Mussie is Canada’s lesser-known aquatic cryptid, said to inhabit Muskrat Lake in Ontario. Descriptions paint it as a dark, elongated creature with humps breaking the surface, often seen gliding silently through morning fog. Sightings date back to indigenous Algonquin accounts and were later adopted by settlers, some of whom blamed the creature for disappearing fishing nets or livestock drawn too close to the shore. Modern reports are sporadic, usually involving campers or boaters startled by sudden disturbances on otherwise still water. Mussie lives mostly as a local curiosity, a small-town Nessie that ties lakeside identity to the enduring notion that deep water still holds secrets beyond human reach.
Type:Lake Monster
Location:Canada, British Columbia, Muskrat Lake
Traits:Dark sinuous form, small dorsal fin, long narrow mouth
Danger Level: 4.5
First Reported: 1983
Sightings: 4
It swims in slow figure-eights near rocky inlets, barely disturbing the surface.

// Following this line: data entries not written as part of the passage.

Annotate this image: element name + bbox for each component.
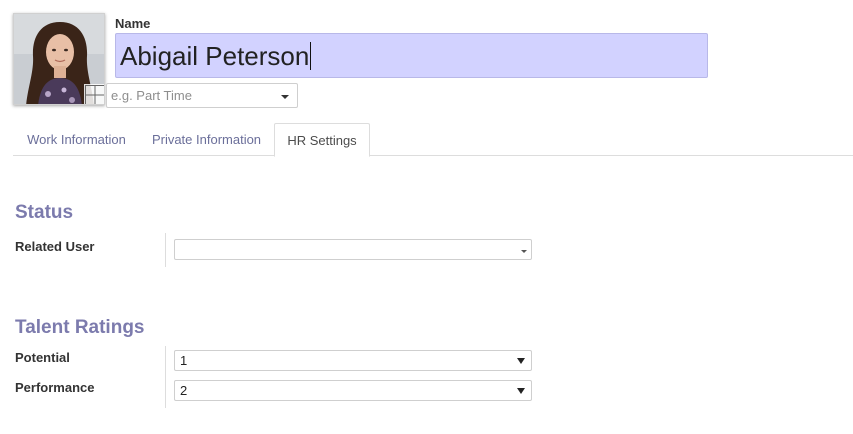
tab-private-information[interactable]: Private Information bbox=[140, 123, 273, 156]
performance-select[interactable]: 2 bbox=[174, 380, 532, 401]
field-divider bbox=[165, 346, 166, 408]
potential-select[interactable]: 1 bbox=[174, 350, 532, 371]
name-input-value: Abigail Peterson bbox=[120, 41, 310, 71]
caret-down-icon bbox=[517, 358, 525, 364]
tab-bar: Work Information Private Information HR … bbox=[13, 123, 853, 157]
name-label: Name bbox=[115, 16, 151, 31]
field-divider bbox=[165, 233, 166, 267]
related-user-select[interactable] bbox=[174, 239, 532, 260]
grid-edit-icon[interactable] bbox=[84, 84, 105, 105]
related-user-label: Related User bbox=[15, 239, 95, 254]
potential-label: Potential bbox=[15, 350, 70, 365]
performance-label: Performance bbox=[15, 380, 95, 395]
caret-down-icon bbox=[517, 388, 525, 394]
section-title-talent-ratings: Talent Ratings bbox=[15, 317, 145, 338]
chevron-down-icon bbox=[281, 95, 289, 99]
performance-value: 2 bbox=[180, 383, 188, 398]
job-title-select[interactable]: e.g. Part Time bbox=[106, 83, 298, 108]
tab-hr-settings[interactable]: HR Settings bbox=[274, 123, 370, 157]
job-title-placeholder: e.g. Part Time bbox=[111, 88, 192, 103]
potential-value: 1 bbox=[180, 353, 188, 368]
name-input[interactable]: Abigail Peterson bbox=[115, 33, 708, 78]
section-title-status: Status bbox=[15, 202, 74, 223]
chevron-down-icon bbox=[521, 250, 527, 253]
text-caret bbox=[310, 42, 312, 70]
employee-avatar[interactable] bbox=[13, 13, 105, 105]
tab-work-information[interactable]: Work Information bbox=[13, 123, 140, 156]
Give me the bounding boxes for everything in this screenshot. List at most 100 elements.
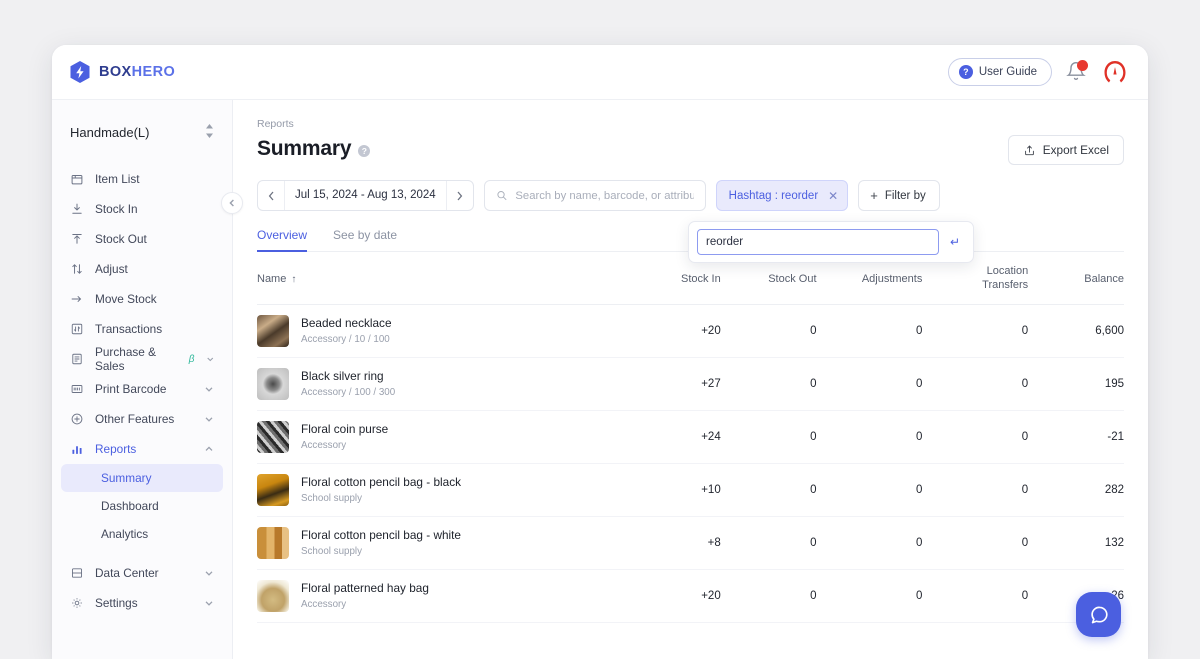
- filters-toolbar: Jul 15, 2024 - Aug 13, 2024 Hashtag : re…: [257, 180, 1124, 211]
- sidebar-item-item-list[interactable]: Item List: [61, 164, 223, 194]
- hashtag-input[interactable]: [697, 229, 939, 255]
- boxhero-hexagon-logo-icon: [69, 60, 91, 84]
- sidebar-item-label: Adjust: [95, 262, 128, 276]
- chevron-down-icon: [206, 354, 215, 364]
- date-range-selector[interactable]: Jul 15, 2024 - Aug 13, 2024: [257, 180, 474, 211]
- hashtag-filter-popover: ↵: [688, 221, 974, 263]
- item-name: Floral cotton pencil bag - white: [301, 528, 461, 544]
- sidebar-item-purchase-and-sales[interactable]: Purchase & Sales β: [61, 344, 223, 374]
- avatar[interactable]: [1100, 57, 1130, 87]
- brand-logo[interactable]: BOXHERO: [69, 60, 175, 84]
- main-content: Reports Summary ? Export Excel Jul 15, 2…: [233, 100, 1148, 659]
- enter-return-icon[interactable]: ↵: [945, 235, 965, 249]
- sidebar-subitem-label: Analytics: [101, 527, 148, 541]
- arrows-updown-icon: [70, 262, 84, 276]
- table-row[interactable]: Floral cotton pencil bag - white School …: [257, 516, 1124, 569]
- table-row[interactable]: Black silver ring Accessory / 100 / 300 …: [257, 357, 1124, 410]
- cell-balance: 282: [1028, 463, 1124, 516]
- sidebar-item-move-stock[interactable]: Move Stock: [61, 284, 223, 314]
- cell-adjustments: 0: [817, 304, 923, 357]
- notification-button[interactable]: [1066, 61, 1086, 83]
- table-row[interactable]: Beaded necklace Accessory / 10 / 100 +20…: [257, 304, 1124, 357]
- cell-stock-in: +8: [635, 516, 721, 569]
- sidebar-item-data-center[interactable]: Data Center: [61, 558, 223, 588]
- sidebar-item-analytics[interactable]: Analytics: [61, 520, 223, 548]
- arrow-down-tray-icon: [70, 202, 84, 216]
- cell-adjustments: 0: [817, 410, 923, 463]
- updown-caret-icon: [205, 124, 214, 140]
- sidebar-item-transactions[interactable]: Transactions: [61, 314, 223, 344]
- sidebar-item-settings[interactable]: Settings: [61, 588, 223, 618]
- column-header-name[interactable]: Name↑: [257, 252, 635, 304]
- filter-by-label: Filter by: [885, 190, 926, 202]
- item-name-cell: Floral patterned hay bag Accessory: [257, 569, 635, 622]
- breadcrumb: Reports: [257, 118, 1124, 130]
- table-row[interactable]: Floral patterned hay bag Accessory +20 0…: [257, 569, 1124, 622]
- item-meta: School supply: [301, 546, 461, 557]
- item-name-cell: Floral cotton pencil bag - white School …: [257, 516, 635, 569]
- sidebar-item-reports[interactable]: Reports: [61, 434, 223, 464]
- table-spacer-row: [257, 622, 1124, 659]
- chevron-down-icon: [204, 568, 214, 578]
- top-bar-actions: ? User Guide: [948, 57, 1130, 87]
- item-name: Beaded necklace: [301, 316, 392, 332]
- sidebar-item-dashboard[interactable]: Dashboard: [61, 492, 223, 520]
- item-thumbnail: [257, 421, 289, 453]
- chevron-left-icon: [268, 191, 275, 201]
- sidebar: Handmade(L) Item List Stock In: [52, 100, 233, 659]
- question-mark-circle-icon[interactable]: ?: [358, 145, 370, 157]
- sidebar-item-stock-in[interactable]: Stock In: [61, 194, 223, 224]
- cell-stock-in: +20: [635, 569, 721, 622]
- date-range-next-button[interactable]: [447, 181, 473, 210]
- cell-stock-out: 0: [721, 410, 817, 463]
- cell-stock-out: 0: [721, 357, 817, 410]
- sidebar-item-stock-out[interactable]: Stock Out: [61, 224, 223, 254]
- workspace-name: Handmade(L): [70, 125, 150, 140]
- sidebar-collapse-button[interactable]: [221, 192, 243, 214]
- sidebar-item-label: Stock Out: [95, 232, 147, 246]
- export-excel-button[interactable]: Export Excel: [1008, 135, 1124, 165]
- cell-location-transfers: 0: [922, 569, 1028, 622]
- user-guide-button[interactable]: ? User Guide: [948, 58, 1052, 86]
- page-title: Summary: [257, 137, 351, 161]
- sidebar-item-summary[interactable]: Summary: [61, 464, 223, 492]
- search-icon: [496, 189, 508, 202]
- chevron-up-icon: [204, 444, 214, 454]
- sidebar-item-adjust[interactable]: Adjust: [61, 254, 223, 284]
- sidebar-item-other-features[interactable]: Other Features: [61, 404, 223, 434]
- item-name-cell: Black silver ring Accessory / 100 / 300: [257, 357, 635, 410]
- box-icon: [70, 172, 84, 186]
- item-thumbnail: [257, 580, 289, 612]
- filter-by-button[interactable]: + Filter by: [858, 180, 940, 211]
- document-icon: [70, 352, 84, 366]
- database-icon: [70, 566, 84, 580]
- item-name-cell: Floral coin purse Accessory: [257, 410, 635, 463]
- search-input[interactable]: [515, 190, 693, 202]
- cell-balance: -21: [1028, 410, 1124, 463]
- chevron-down-icon: [204, 414, 214, 424]
- sidebar-item-label: Stock In: [95, 202, 138, 216]
- search-box[interactable]: [484, 180, 706, 211]
- hashtag-filter-chip[interactable]: Hashtag : reorder ✕: [716, 180, 849, 211]
- date-range-prev-button[interactable]: [258, 181, 284, 210]
- workspace-selector[interactable]: Handmade(L): [62, 112, 222, 152]
- table-row[interactable]: Floral cotton pencil bag - black School …: [257, 463, 1124, 516]
- cell-adjustments: 0: [817, 357, 923, 410]
- arrow-up-tray-icon: [70, 232, 84, 246]
- column-header-balance[interactable]: Balance: [1028, 252, 1124, 304]
- plus-circle-icon: [70, 412, 84, 426]
- sidebar-item-print-barcode[interactable]: Print Barcode: [61, 374, 223, 404]
- tab-overview[interactable]: Overview: [257, 228, 307, 251]
- chat-support-button[interactable]: [1076, 592, 1121, 637]
- sidebar-item-label: Settings: [95, 596, 138, 610]
- item-meta: Accessory: [301, 599, 429, 610]
- sidebar-nav: Item List Stock In Stock Out Adjust Move: [52, 158, 232, 618]
- close-icon[interactable]: ✕: [828, 190, 838, 202]
- chevron-left-icon: [228, 199, 236, 207]
- sidebar-item-label: Item List: [95, 172, 140, 186]
- cell-location-transfers: 0: [922, 410, 1028, 463]
- table-row[interactable]: Floral coin purse Accessory +24 0 0 0 -2…: [257, 410, 1124, 463]
- date-range-label[interactable]: Jul 15, 2024 - Aug 13, 2024: [284, 181, 447, 210]
- sidebar-item-label: Print Barcode: [95, 382, 166, 396]
- tab-see-by-date[interactable]: See by date: [333, 228, 397, 251]
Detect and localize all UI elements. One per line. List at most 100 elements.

When fishermen lean over, it dives smoothly out of sight.
Newfoundland fishers believed this serpent was a sea ghost punishing greedy cod hauls.
Featured by Papua New Guinea local myth tellings and occasionally covered by small regional papers. Never studied seriously by marine biologists. Remains cultural lore.
Mussie is a cryptid from Moosehead Lake, Maine. Some sightings have been disputed, but no confirmed hoax has been established.